Since the HIV/AIDS pandemic of the 1990s, allowing the importation of generic “grey market” versions of patented medicines has proven an invaluable tool in assuring adequate access to effective treatment during pandemics and national health emergencies. Grey market goods, also referred to as “parallel imports,” are not counterfeit or fake drugs. They are drugs that are lawfully produced in their country of origin. As a generic drug, such imports are also historically cheaper than their branded equivalents.
There is no express provision in TRIPS allowing grey market imports. However, Article 6 expressly excludes the exhaustion of intellectual property rights from enforcement under WTO dispute settlement. In short, TRIPS imposes no penalties if a country choses to use grey market imports of patented drugs and devices, such as testing kits and ventilators, to meet its domestic needs. It is time for the U.S. to get serious about allowing grey market imports for patented COVID-19 treatments to ensure that U.S. patients have adequate access to reasonably priced medicine.
Grey market imports have been a recognized tool in combatting high drug prices internationally response since the HIV-AIDS pandemic. South Africa became an international leader in pioneering its use to provide reasonably priced treatments for HIV-AIDS. When it adopted the South African Medicines and Related Substances Act, patent holders eventually reduced the prices charged for the covered drugs when their attempted lawsuit to challenge the law proved a public relations disaster. Recognized as one of the “flexibilities” officially sanctioned in Section 5(d) of the Doha Declaration on TRIPS and Public Health, a carefully crafted grey market provision would give the U.S. the option to import generic versions of patented COVID-19 drugs to assure adequate access to those drugs should the need arise.
Other countries have already used grey market imports to combat COVID-19. Most recently, Israel authorized a compulsory license to permit imports of grey market versions of Kaletra from India. The Israeli patent, held by AbbVie, is valid until 2024. The result was AbbVie’s announcement that it would not seek to enforce its patent, not only in Israel but in any other country. What may be even more notable is that Israel had not granted such a license in over 20 years. Yet, as this action underscores, COVID-19 is unique. It requires all of use to consider and use new techniques and new laws to assure patients can get the treatments they need to survive this deadly disease.

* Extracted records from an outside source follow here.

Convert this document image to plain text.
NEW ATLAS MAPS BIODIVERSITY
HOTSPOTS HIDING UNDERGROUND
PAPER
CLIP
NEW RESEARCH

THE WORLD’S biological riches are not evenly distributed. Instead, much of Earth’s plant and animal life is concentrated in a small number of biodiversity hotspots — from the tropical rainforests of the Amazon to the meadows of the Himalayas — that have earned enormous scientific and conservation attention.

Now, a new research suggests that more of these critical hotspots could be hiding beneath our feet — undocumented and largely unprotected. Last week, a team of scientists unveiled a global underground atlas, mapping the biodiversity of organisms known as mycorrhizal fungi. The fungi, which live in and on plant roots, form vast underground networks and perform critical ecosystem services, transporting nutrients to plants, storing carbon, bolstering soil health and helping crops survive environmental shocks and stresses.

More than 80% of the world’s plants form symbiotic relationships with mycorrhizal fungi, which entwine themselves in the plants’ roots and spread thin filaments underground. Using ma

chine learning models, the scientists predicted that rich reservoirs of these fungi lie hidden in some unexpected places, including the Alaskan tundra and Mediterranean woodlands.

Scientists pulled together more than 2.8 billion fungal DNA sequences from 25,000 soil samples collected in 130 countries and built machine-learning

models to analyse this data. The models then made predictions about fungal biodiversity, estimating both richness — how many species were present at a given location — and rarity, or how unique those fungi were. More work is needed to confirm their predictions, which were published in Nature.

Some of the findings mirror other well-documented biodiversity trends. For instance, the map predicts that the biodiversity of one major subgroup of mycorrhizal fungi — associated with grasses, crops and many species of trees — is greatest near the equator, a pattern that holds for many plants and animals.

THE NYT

Undoubtedly, one of the challenges posed by gray market imports, is the need to maintain quality control to avoid the flooding of counterfeit versions of legitimate generic drugs into the U.S. market. Section 15C(b) of the South African Act provides a good road map for choices in combatting this potential problem. It limits any grey market authorizations to medicine which is “identical in composition, meets the same quality standard and is intended to have the same proprietary name as that of another medicine already registered [for marketing] in the Republic.” It further requires importers to receive permits whose grant requires evidence that the importer can “comply with good manufacturing and distribution practices” and an “undertaking to ensure the continued safety, efficacy and quality of the medicine.”
Additional controls to assure the quality of any such imported generic drugs could include a prohibition against online marketing of such drugs, except through licensed or authorized websites, and a limitation on authorized entry points for imported pharmaceuticals so that their quality can be more effectively controlled. Heightened methods of enforcement, including tracking and monitoring of licensed shipments, combined with severe penalties for trafficking in counterfeit drugs, including potential prison sentences, should also be used to strengthen the effectiveness of these controls.
The potential benefits grey market imports provide could critical to assuring U.S. patients have access to the effective treatments that will be created to combat COVID-19. There is no reason to limit the U.S. government’s response to the current pandemic by denying it access to internationally sanctioned methods for assuring adequate access to patented drugs. We need a grey market law added to the next round of emergency legislation so that the benefits of innovation are accessible to all U.S. citizens who need them.